En los hospitales de África, ruinosos, abarrotados y mal abastecidos, médicos, enfermeras y misioneras católicas se dedican a cuidar abnegadamente a los infectados arrostrando el riesgo de contraer el terrible virus; cosa que sucede a menudo. Son gente preparada que podría trabajar con pingües emolumentos en lujosos consultorios en París o Nueva York pero arriesgan su vida para luchar contra esta epidemia –que junto con el VIH suponen creadas para la guerra bacteriológica- que mata de manera horrible.

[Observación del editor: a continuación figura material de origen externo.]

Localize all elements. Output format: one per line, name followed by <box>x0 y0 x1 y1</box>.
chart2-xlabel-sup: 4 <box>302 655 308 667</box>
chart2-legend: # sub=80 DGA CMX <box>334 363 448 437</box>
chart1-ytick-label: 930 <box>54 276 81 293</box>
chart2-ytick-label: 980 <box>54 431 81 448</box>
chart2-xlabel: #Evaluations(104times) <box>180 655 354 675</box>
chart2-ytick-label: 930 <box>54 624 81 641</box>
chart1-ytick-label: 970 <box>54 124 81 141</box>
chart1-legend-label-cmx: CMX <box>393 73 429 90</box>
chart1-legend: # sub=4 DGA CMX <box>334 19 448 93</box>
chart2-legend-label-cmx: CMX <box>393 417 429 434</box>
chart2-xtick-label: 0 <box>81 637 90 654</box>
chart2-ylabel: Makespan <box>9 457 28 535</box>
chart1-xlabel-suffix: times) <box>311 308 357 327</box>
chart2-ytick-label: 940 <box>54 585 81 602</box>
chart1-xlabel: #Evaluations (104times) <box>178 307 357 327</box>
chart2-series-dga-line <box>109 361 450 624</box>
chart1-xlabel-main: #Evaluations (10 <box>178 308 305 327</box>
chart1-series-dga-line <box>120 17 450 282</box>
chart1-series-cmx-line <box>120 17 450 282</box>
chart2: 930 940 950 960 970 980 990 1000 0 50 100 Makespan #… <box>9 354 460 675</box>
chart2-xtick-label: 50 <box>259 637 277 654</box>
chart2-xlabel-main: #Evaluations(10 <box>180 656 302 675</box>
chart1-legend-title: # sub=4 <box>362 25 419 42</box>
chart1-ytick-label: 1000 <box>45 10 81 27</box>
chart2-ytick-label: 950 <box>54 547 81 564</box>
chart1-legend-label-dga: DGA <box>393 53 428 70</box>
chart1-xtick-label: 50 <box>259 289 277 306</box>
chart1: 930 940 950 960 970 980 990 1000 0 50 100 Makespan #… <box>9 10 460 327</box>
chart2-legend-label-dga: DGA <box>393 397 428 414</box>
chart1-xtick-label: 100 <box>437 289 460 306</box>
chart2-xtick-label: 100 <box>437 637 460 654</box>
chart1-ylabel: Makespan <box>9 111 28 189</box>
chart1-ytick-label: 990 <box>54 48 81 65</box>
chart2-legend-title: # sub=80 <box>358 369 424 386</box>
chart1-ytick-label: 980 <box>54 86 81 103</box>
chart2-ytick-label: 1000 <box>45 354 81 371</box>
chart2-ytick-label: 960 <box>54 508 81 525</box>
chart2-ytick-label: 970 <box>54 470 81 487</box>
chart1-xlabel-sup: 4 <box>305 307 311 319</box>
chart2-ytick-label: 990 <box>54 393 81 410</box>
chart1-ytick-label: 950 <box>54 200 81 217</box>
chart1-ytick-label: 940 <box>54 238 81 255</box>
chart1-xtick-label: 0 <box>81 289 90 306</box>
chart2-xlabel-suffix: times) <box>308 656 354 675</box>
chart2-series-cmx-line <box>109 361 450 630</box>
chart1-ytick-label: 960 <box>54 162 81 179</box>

En diciembre de 2,000, el doctor ugandés Matrhew Lukwiya fue, probablemente, el primer médico que falleció contagiado mientras luchaba contra este terrible mal. Enfermeras y enfermeros hubo otros, antes; mártires con nombre pero sin más referencias.
Una periodista comentaba hace unos días que estos guerreros no sólo salvan literalmente miles de vidas y dificultan el avance de esta pesadilla, sino que además, con su ejemplo, convierten el mundo en un lugar habitable.
Como en el siglo pasado con la grandeza del modesto médico de Coahuila, Gustavo García Montiel, y la de los que hoy se enfrentan a los modernos virus –creados o no- encontramos el contrapeso que nos devuelve la esperanza en el ser humano.